Rita herself in her diary-entries writes that she quietly and unobtrusively slipped into front-line life. At first she was received warily. But this did not last long — literally prior to the first military campaign.

 “She was fearless, knowing how to suppress fear and go first. She was always pushing forward. We told her: ‘Rita, we need to pause a bit; allow us the chance to work how and where to go.’ I had to hold her back. She sometimes did such things that they wondered how it was possible for a woman to fight like that. She did everything so competently, as if she had been engaged in military affairs all her life,” the company-commander added.



The story of one photo

Rita spent the whole winter on the front line with her comrades.

"The winter of 1993 was harsh, snowy. On the fronts, life ran its own course — confrontation on the Gumista river, shootings —dead lads were brought in; Abkhazia quietly dressed in black and mourned; fists were clenched tighter; the general pain grew and massed into a formidable force," Rita wrote later.

But Rita, along with men, bore all the hardships of war. She and the company went up to Tsugurovka, participated in the battles for Shroma, and went to Sukhum. 

In the last attack, Rita Zongurova’s proceded along the central highway from the Gumista bridge towards the Republican Hospital.

“Then we went down to the petrol-station. By the morning of 27 September, the intelligence-service under the leadership of Beslan Gubaz came there; effectively, they had freed the upper part. We then moved forward along the central highway again, freed the railway-station and then turned south from the station towards the sea,” said John Dbar, describing the paths taken by his group. “We proceeded along Kirov Street (now renamed Ardzinba Street - ed.), from where we reached the Council of Ministers’ building, where battles ensued. Rita was very active there."
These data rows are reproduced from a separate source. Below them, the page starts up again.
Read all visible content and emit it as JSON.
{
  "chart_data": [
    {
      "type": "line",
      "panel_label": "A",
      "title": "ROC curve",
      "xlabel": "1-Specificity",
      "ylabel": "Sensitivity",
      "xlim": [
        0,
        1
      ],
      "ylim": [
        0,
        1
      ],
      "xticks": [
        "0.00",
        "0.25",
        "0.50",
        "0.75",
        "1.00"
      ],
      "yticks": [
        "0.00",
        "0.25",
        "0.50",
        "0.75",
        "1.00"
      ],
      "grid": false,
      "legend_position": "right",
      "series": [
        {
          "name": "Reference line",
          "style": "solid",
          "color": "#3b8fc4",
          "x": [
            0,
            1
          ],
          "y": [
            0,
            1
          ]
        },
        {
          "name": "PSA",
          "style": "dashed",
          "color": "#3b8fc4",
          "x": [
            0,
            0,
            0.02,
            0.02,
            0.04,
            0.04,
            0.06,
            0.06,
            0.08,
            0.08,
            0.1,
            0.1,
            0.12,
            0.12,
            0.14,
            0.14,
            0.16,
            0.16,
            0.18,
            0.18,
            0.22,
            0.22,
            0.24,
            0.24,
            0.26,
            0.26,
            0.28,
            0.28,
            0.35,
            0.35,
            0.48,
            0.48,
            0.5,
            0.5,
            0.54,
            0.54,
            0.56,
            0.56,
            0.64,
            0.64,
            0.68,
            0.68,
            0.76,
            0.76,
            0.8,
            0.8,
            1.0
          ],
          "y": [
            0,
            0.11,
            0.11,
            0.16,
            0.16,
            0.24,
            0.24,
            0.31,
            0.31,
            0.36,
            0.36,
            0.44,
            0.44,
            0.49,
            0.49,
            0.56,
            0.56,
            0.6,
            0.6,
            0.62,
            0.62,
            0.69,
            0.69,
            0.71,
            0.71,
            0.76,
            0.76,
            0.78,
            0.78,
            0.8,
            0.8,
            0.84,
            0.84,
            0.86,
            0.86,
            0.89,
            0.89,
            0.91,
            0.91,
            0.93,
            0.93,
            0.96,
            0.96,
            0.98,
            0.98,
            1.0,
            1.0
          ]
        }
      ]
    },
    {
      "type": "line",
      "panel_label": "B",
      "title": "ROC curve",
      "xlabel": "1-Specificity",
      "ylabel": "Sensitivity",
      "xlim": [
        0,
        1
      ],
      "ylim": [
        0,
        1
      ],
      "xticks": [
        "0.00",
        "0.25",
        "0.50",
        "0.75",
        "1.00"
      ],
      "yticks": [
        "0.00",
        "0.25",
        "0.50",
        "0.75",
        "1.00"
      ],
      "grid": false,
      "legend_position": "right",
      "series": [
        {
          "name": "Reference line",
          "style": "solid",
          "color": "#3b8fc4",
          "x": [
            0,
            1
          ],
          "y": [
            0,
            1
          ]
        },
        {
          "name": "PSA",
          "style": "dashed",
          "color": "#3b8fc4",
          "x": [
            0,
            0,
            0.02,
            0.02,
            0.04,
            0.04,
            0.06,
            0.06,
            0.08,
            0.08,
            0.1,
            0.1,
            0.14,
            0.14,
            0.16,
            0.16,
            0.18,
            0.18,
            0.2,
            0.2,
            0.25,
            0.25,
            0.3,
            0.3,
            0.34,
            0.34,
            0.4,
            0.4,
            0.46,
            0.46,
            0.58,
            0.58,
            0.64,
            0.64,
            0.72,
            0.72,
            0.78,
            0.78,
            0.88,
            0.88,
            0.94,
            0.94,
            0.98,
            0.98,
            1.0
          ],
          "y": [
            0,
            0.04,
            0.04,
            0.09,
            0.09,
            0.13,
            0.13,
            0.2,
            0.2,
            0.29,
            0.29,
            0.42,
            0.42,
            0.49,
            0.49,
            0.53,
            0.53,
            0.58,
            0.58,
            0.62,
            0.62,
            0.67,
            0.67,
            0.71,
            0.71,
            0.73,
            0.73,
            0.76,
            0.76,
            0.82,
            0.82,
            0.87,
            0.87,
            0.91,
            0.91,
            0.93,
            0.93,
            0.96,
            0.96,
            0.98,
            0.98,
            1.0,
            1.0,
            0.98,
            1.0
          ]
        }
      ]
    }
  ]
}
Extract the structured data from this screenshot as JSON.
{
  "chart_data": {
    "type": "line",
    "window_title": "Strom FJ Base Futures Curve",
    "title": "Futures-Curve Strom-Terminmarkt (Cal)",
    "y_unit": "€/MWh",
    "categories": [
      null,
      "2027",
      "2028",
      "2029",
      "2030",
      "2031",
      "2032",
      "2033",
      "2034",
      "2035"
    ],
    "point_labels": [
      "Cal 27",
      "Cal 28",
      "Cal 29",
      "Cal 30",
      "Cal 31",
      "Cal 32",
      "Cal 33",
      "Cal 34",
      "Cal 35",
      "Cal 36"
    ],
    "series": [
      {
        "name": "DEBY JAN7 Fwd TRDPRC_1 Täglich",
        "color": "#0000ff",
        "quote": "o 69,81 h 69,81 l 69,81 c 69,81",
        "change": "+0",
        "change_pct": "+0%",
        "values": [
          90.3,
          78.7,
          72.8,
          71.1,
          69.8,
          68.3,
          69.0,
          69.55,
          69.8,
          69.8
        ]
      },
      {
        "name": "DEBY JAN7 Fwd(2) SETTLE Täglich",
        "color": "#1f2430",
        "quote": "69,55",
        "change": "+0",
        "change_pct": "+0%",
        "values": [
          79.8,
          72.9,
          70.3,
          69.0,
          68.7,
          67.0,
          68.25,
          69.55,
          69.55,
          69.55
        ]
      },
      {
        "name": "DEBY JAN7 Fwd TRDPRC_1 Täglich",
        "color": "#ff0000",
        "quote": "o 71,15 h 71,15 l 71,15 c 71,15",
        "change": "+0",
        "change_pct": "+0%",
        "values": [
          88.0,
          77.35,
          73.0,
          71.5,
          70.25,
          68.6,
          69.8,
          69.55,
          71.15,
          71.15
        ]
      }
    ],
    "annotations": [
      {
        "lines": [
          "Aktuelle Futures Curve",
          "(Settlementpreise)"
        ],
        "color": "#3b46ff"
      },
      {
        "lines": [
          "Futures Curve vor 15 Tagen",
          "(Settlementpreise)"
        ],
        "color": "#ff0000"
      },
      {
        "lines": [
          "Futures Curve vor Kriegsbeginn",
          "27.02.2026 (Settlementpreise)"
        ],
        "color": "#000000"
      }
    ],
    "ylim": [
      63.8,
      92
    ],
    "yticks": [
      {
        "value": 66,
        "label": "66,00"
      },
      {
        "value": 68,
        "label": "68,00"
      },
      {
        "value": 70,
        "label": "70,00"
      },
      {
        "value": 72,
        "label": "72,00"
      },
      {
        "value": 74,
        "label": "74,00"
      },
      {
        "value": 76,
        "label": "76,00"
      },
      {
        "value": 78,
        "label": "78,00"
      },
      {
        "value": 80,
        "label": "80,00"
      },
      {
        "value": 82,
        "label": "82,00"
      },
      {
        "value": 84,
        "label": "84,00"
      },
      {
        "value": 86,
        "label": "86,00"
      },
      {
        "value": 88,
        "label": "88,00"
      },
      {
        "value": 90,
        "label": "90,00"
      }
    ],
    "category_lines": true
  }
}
It was here that Zongurova came into the lens of the famous Russian military photographer Andrej Solovëv, who managed to take several shots of the female warrior in an unloading combat-jacket and with a Kalashnikov in her hand.

These shots became one of the last for Andrej Solovëv. Just a few minutes later Andrej, who was trying to save a woman who ran out into the street with a cry for help, was killed by a Georgian sniper.

“The photo-journalist died right in front of us. Rita Zongurova at once set about bandaging him,” added John Dbar.

Rita Zongurova herself, together with her group, lived to meet the victory. But the life of the female warrior tragically ended after the war, being killed during a family-quarrel. In memory of her there remained the final photographs of Andrej Solovëv and her diary-entries.